Но вот уже и ноябрь начался, а мамы всё не было и вестей от неё тоже. Неожиданно повалил снег и шёл целые сутки пушистыми хлопьями. Наступила настоящая зима. С крюка в коридоре были сняты санки, и Маруся с Олей отправились в Зелёный сад кататься с горки. Там уже было много ребят, возбуждённых от нежданного прихода зимы.

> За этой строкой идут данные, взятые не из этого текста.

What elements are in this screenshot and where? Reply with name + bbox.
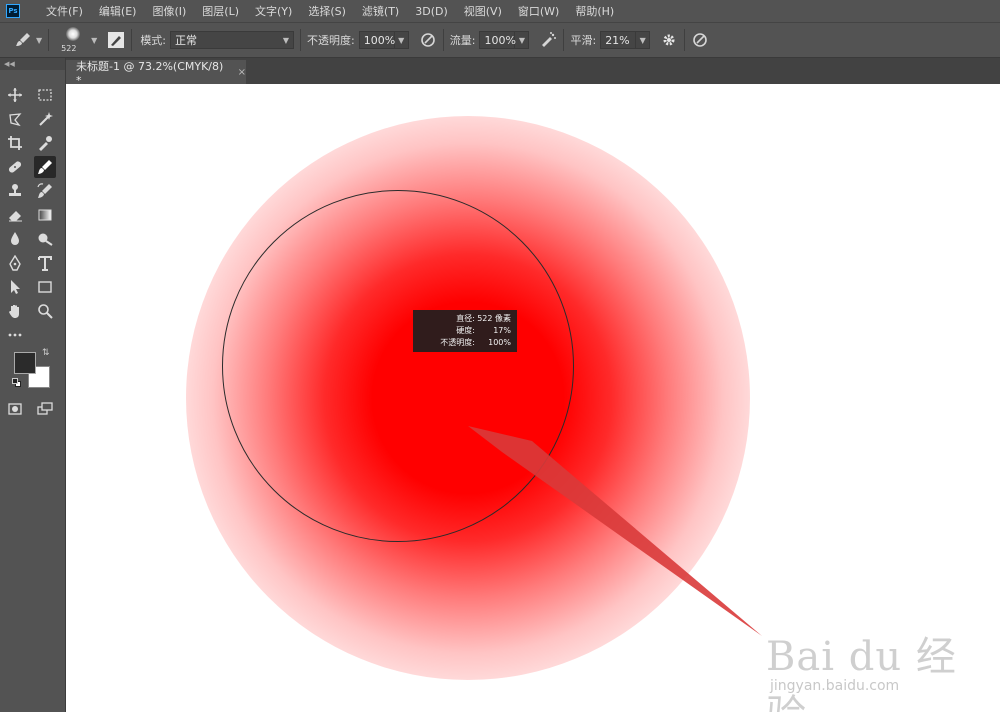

Они покатались на санках с деревянной горки, кем-то заботливо пролитой с вечера водой, потом играли в «ямщика», где Оля неизменно была запряжённой лошадью, а Маруся ямщиком, и они носились по круговой аллее, пока «лошадь» не выдохлась. Тогда отправились домой, по дороге обсуждая, зальют ли каток у кинотеатра и купят ли Оле новые коньки. Старые, несколько раз переставляемые на другие ботинки по причине роста ноги, годились теперь только Марусе.
С этими разговорами они зашли в квартиру, и Маруся сразу поняла — приехала мама. Уже в дверях пахло её «Красной Москвой», Беломором и тем особенным запахом дальних странствий, который навсегда приклеился к Комсомольску на Амуре, маме, радости от её приезда. Маруся, не раздеваясь, бросилась в комнату и застыла на пороге. За круглым столом, сидя боком и сдвинув локтём новую, купленную ещё по весне клеёнку — с бананами, виноградом и прочими роскошными фруктами — сидел незнакомый мужчина. Правда, Маруся не сразу поняла, что не знакомый, поначалу решила… Папа, папа наконец-то приехал!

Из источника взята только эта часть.